1.6T Interconnects: Where AI Networks Are Headed
The climax of Keysight’s DesignCon story is 1.6T interconnect benchmarking—a speed class that’s quickly moving from roadmap to requirement in AI data centers.
The INPT-1600GE benchtop test system demo shows how engineers can:
- Validate bit error rate (BER) and FEC
- Measure end-to-end link quality
- Benchmark AI workloads over emerging fabrics
This is where compliance meets reality. At these speeds, lab conditions rarely resemble production deployments. Keysight’s focus on workload-aware benchmarking reflects a growing industry demand: proof that AI networks won’t crumble under real traffic.
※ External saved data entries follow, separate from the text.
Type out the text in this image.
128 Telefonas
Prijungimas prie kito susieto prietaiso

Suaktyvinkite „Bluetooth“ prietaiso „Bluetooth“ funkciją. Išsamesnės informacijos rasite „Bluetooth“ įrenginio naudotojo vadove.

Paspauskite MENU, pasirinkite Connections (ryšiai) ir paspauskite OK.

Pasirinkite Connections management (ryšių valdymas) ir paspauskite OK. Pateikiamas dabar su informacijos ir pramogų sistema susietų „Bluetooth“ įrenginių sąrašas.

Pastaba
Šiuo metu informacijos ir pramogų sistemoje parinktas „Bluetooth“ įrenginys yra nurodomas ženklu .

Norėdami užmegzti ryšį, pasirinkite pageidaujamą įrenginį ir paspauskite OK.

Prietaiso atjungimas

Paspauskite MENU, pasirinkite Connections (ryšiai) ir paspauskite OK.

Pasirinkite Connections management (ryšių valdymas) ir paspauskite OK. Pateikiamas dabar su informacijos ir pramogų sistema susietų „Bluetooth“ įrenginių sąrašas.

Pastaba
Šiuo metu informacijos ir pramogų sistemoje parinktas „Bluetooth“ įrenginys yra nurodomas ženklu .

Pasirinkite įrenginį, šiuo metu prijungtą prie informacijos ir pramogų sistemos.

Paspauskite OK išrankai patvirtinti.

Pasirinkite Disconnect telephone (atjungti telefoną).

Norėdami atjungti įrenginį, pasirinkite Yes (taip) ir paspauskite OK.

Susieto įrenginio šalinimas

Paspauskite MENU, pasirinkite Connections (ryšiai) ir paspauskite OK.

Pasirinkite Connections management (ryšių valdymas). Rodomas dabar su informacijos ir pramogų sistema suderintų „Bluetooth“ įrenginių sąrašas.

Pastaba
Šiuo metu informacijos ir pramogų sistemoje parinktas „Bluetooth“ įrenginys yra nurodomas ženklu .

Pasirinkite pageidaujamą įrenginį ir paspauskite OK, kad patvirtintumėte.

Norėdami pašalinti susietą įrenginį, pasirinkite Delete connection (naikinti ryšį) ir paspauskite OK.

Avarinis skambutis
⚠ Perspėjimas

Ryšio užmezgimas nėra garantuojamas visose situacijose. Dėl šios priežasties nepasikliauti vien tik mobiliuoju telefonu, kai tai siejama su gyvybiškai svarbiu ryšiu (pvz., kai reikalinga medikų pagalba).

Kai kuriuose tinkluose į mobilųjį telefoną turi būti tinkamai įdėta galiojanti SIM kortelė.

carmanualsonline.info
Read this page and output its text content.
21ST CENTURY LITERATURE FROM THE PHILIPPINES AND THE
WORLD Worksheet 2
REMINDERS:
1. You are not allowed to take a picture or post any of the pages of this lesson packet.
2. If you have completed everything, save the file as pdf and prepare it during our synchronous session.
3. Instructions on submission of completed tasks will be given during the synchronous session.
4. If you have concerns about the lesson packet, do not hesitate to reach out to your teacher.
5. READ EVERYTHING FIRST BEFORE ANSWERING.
UALink and Scale-Up Ethernet: Governing AI Fabrics
Beyond raw speed, AI infrastructure needs repeatable validation and automation. Keysight’s demos around UALink and Scale-Up Ethernet highlight automated test workflows for 1.6T-class electrical interfaces, including expanded measurement coverage and streamlined calibration.
As AI clusters scale, manual validation becomes a liability. Automation, observability, and policy-driven testing are increasingly essential—not just for hyperscalers, but for enterprises building private AI infrastructure.
Education as a Strategy, Not an Afterthought
Keysight isn’t limiting its presence to the show floor. The company will participate in 16 paper, panel, and tutorial presentations, plus nine talks via the Keysight Educational Forum on February 25 in the Great America K Ballroom.
That level of engagement underscores a broader strategy: shaping how the industry understands—and approaches—the physical realities of AI system design.
The Bigger Picture
DesignCon 2026 arrives at a moment when AI ambition is colliding with physical constraints. Faster silicon alone won’t carry the next wave of AI innovation. Validation, measurement, and system-level confidence will.
Keysight’s message is subtle but firm: the future of AI hardware won’t be won by who builds the fastest component, but by who can prove—early and often—that everything works together at scale.
For engineers racing toward terabit-class AI systems, that may be the most important demo of all.